I was invited to sit in on an aromatherapy class many years ago. Not much stuck with me, I’m afraid, but one piece of information sank in and has proven to be useful for me over and over: many people associate the scent of oranges with the emotion of happiness. Since then, I’ve put in a few drops of orange oil in a candle diffuser to cheer myself up, or a bit of zest in cookies to perk them up, or just eaten pounds of Satsuma mandarins during the cold dark winter days. Besides holding scurvy at bay, oranges really do seem to facilitate a better mood.

Not that I was feeling bad yesterday… a beloved baby had arrived, we had a lead on an awesome new apartment, one of my writing pieces had been published, and I had suddenly been gifted a whirlwind trip to California. I was feeling really great, and I wanted to celebrate with something sweet and zesty. These little treats did the trick so well, I’m making them again today and sharing them with you!

Note about the chocolate: I’m certain these would work fine with dark or milk chocolate chips, but the white ones add a subtle richness that enhances the delicate orange scent rather than overpowering it. I say this as someone who honestly does not like white chocolate.


Happy Muffins

1/2 cup unsalted butter, softened in the microwave for a minute

1/2 – 2/3 cup white sugar (depending on how strong your sweet tooth is today)

2 eggs

Zest and juice of one large orange (I used Cara Cara oranges, which have a pretty pinkish tinge and unique flavor, but you could use any orange you have on hand)

1/3 – 1/2 cup fine cornmeal (I ground some of my Glass Gem corn in a coffee grinder I reserve for spices and such)
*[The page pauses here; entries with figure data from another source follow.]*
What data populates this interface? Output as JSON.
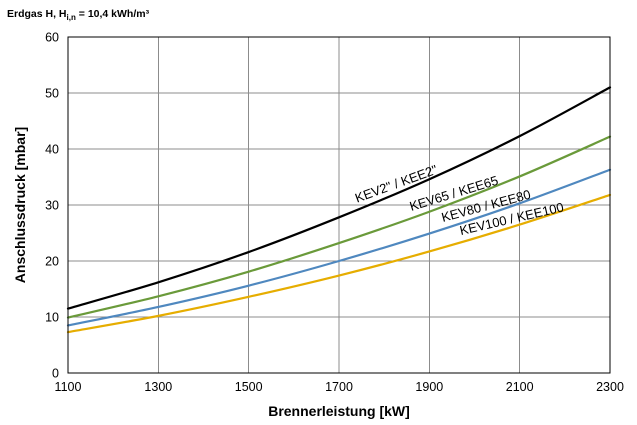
{
  "header": {
    "prefix": "Erdgas H, H",
    "subscript": "i,n",
    "suffix": " = 10,4 kWh/m³"
  },
  "chart_data": {
    "type": "line",
    "title": "",
    "xlabel": "Brennerleistung [kW]",
    "ylabel": "Anschlussdruck [mbar]",
    "xlim": [
      1100,
      2300
    ],
    "ylim": [
      0,
      60
    ],
    "xticks": [
      1100,
      1300,
      1500,
      1700,
      1900,
      2100,
      2300
    ],
    "yticks": [
      0,
      10,
      20,
      30,
      40,
      50,
      60
    ],
    "grid": true,
    "legend": "none",
    "series": [
      {
        "name": "KEV2\" / KEE2\"",
        "color": "#000000",
        "x": [
          1100,
          1300,
          1500,
          1700,
          1900,
          2100,
          2300
        ],
        "y": [
          11.5,
          16.2,
          21.6,
          27.8,
          34.6,
          42.3,
          51.0
        ]
      },
      {
        "name": "KEV65 / KEE65",
        "color": "#6a9a3a",
        "x": [
          1100,
          1300,
          1500,
          1700,
          1900,
          2100,
          2300
        ],
        "y": [
          9.9,
          13.7,
          18.1,
          23.2,
          28.8,
          35.1,
          42.2
        ]
      },
      {
        "name": "KEV80 / KEE80",
        "color": "#4f88bf",
        "x": [
          1100,
          1300,
          1500,
          1700,
          1900,
          2100,
          2300
        ],
        "y": [
          8.5,
          11.8,
          15.6,
          20.0,
          24.9,
          30.3,
          36.3
        ]
      },
      {
        "name": "KEV100 / KEE100",
        "color": "#e6ad00",
        "x": [
          1100,
          1300,
          1500,
          1700,
          1900,
          2100,
          2300
        ],
        "y": [
          7.3,
          10.2,
          13.6,
          17.4,
          21.7,
          26.5,
          31.8
        ]
      }
    ]
  }
}
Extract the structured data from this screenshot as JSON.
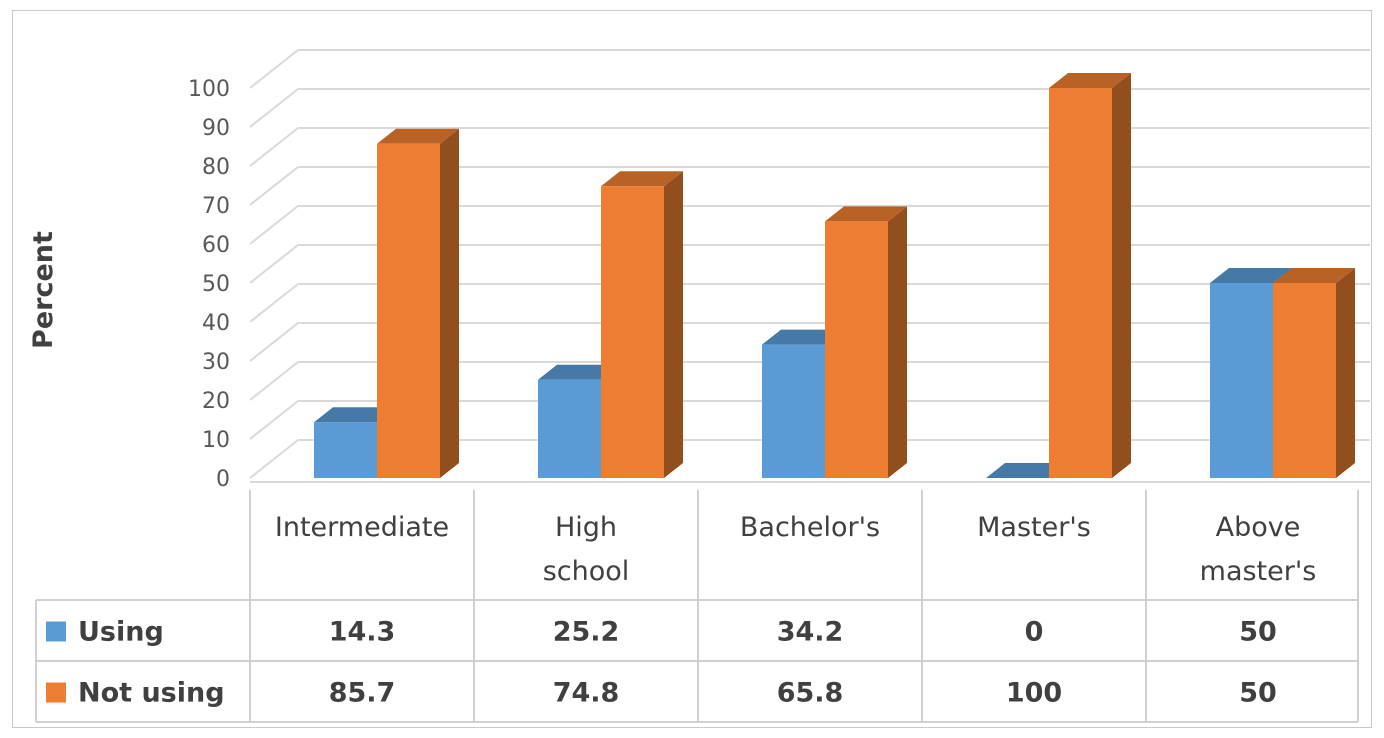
{
  "chart_data": {
    "type": "bar",
    "three_d": true,
    "categories": [
      "Intermediate",
      "High school",
      "Bachelor's",
      "Master's",
      "Above master's"
    ],
    "category_lines": [
      [
        "Intermediate"
      ],
      [
        "High",
        "school"
      ],
      [
        "Bachelor's"
      ],
      [
        "Master's"
      ],
      [
        "Above",
        "master's"
      ]
    ],
    "series": [
      {
        "name": "Using",
        "values": [
          14.3,
          25.2,
          34.2,
          0,
          50
        ],
        "color": "#5b9bd5"
      },
      {
        "name": "Not using",
        "values": [
          85.7,
          74.8,
          65.8,
          100,
          50
        ],
        "color": "#ed7d31"
      }
    ],
    "value_labels": [
      [
        "14.3",
        "25.2",
        "34.2",
        "0",
        "50"
      ],
      [
        "85.7",
        "74.8",
        "65.8",
        "100",
        "50"
      ]
    ],
    "ylabel": "Percent",
    "xlabel": "",
    "ylim": [
      0,
      100
    ],
    "yticks": [
      0,
      10,
      20,
      30,
      40,
      50,
      60,
      70,
      80,
      90,
      100
    ],
    "grid": true,
    "data_table": true,
    "legend": "data-table"
  }
}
1 1/2 cups Bob’s Red Mill All Purpose Gluten-Free Flour 

Big pinch of xanthan gum

2 teaspoons baking powder

1 teaspoon baking soda

1/2 teaspoon salt (a little less if you had to use salted butter)

1/2 cup white chocolate chips 

Preheat oven to 350 degrees F. Line a 12-muffin tin with muffin papers, or spritz with your favorite spray oil, or just grease ‘em up.

Add sugar to softened butter. Beat in eggs one at a time (I have no idea why you do this; I just see it in so many recipes that I figured I needed to say it too so I have Kitchen Cred). 

In another bowl, whisk together cornmeal, gf flour, xanthan gum, baking powder, baking soda, and salt. Sift through a medium-meshed strainer into the egg mixture; if a lot of your cornmeal is still in the strainer, run it back through your grinder for a moment (but there will always be a few teaspoons that are too big; toss ‘em out for the birds). Stir together, mix in white chocolate bits. Mixture should be thick and gloopy, more of a quickbread consistency than pancake batter. If too thick, add a bit of milk or water to thin. If too thin, add the flour mix by tablespoons until you are happy.

Spoon into muffin tin and bake for 18 minutes, until inserted toothpick comes out clean.